Set Clear Expectations From Day One
Reps often don’t know what “good” looks like.
I would:
- Create a simple 1-page role framework.
- Set monthly priorities aligned with key student issues (assessment, feedback speed, employability, wellbeing).
Example 1:
Every rep must submit a short monthly issue summary (top 3 issues + evidence + suggested solution).
Example 2:
Reps track one measurable improvement per semester (e.g., feedback turnaround reduced from 4 weeks to 2 weeks).
If roles are vague, results are vague.
2. Create a Structured Communication System
Right now, communication is reactive and chaotic.
I would introduce:
- Monthly rep roundtables.
- A shared digital dashboard tracking issues and progress.
Example 1:
A live issue tracker showing:
- Issue raised
- Date raised
- Who is responsible
- Status (open/closed)
Example 2:
- Quarterly joint meeting with course leaders where reps present top concerns directly — not filtered.
If issues disappear into email threads, nothing improves.

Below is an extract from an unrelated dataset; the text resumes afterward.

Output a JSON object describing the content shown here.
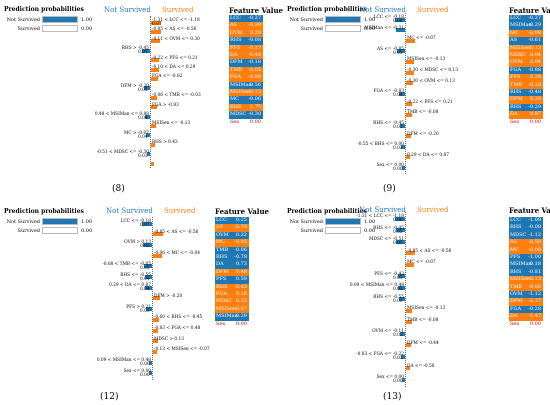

3. Train Reps to Be Problem-Solvers, Not Complain Collectors
Most reps escalate problems emotionally, not strategically.
I would run short training on:
- Negotiation basics
- How university decision-making works
- How to present data effectively
Example 1:
Instead of “Students are unhappy with deadlines,” reps present:
- % of students affected
- Impact on performance
- Proposed alternative scheduling
Example 2:
Workshop on turning complaints into structured proposals (problem → impact → solution → benefit).
Better quality input = faster institutional response.
4. Close the Feedback Loop Properly
Students stop engaging when they don’t see outcomes.
I would require:
- A “You Said / We Did” summary published every semester.
- Reps to report back to cohorts within 2 weeks of meetings.
Example 1:
“Students asked for recorded lectures → Now implemented in 3 modules.”
Example 2:
“Assessment clarity issue raised → Marking rubric updated and shared.”
Transparency builds trust.
5. Recognise and Incentivise Good Reps
If there’s no reward, engagement drops.
I would push for:
- Formal recognition certificates.
- LinkedIn recommendation letters.
- Annual “Outstanding Rep” awards.
Example 1:
Top reps receive employability reference letters from senior staff.
Example 2:
Recognition added to co-curricular transcript.
If we want high performance, we need visible recognition.
6. Align Programme Reps With Strategic Goals
Reps shouldn’t only deal with complaints. They should help shape improvement.
I would involve them in:
- Curriculum review discussions.
- Employability strategy planning.
- Student experience redesign projects.
Example 1:
Reps consulted before major assessment redesign.
Example 2:
Reps contribute to improving internship pathways within programmes.
This shifts them from reactive to strategic contributors.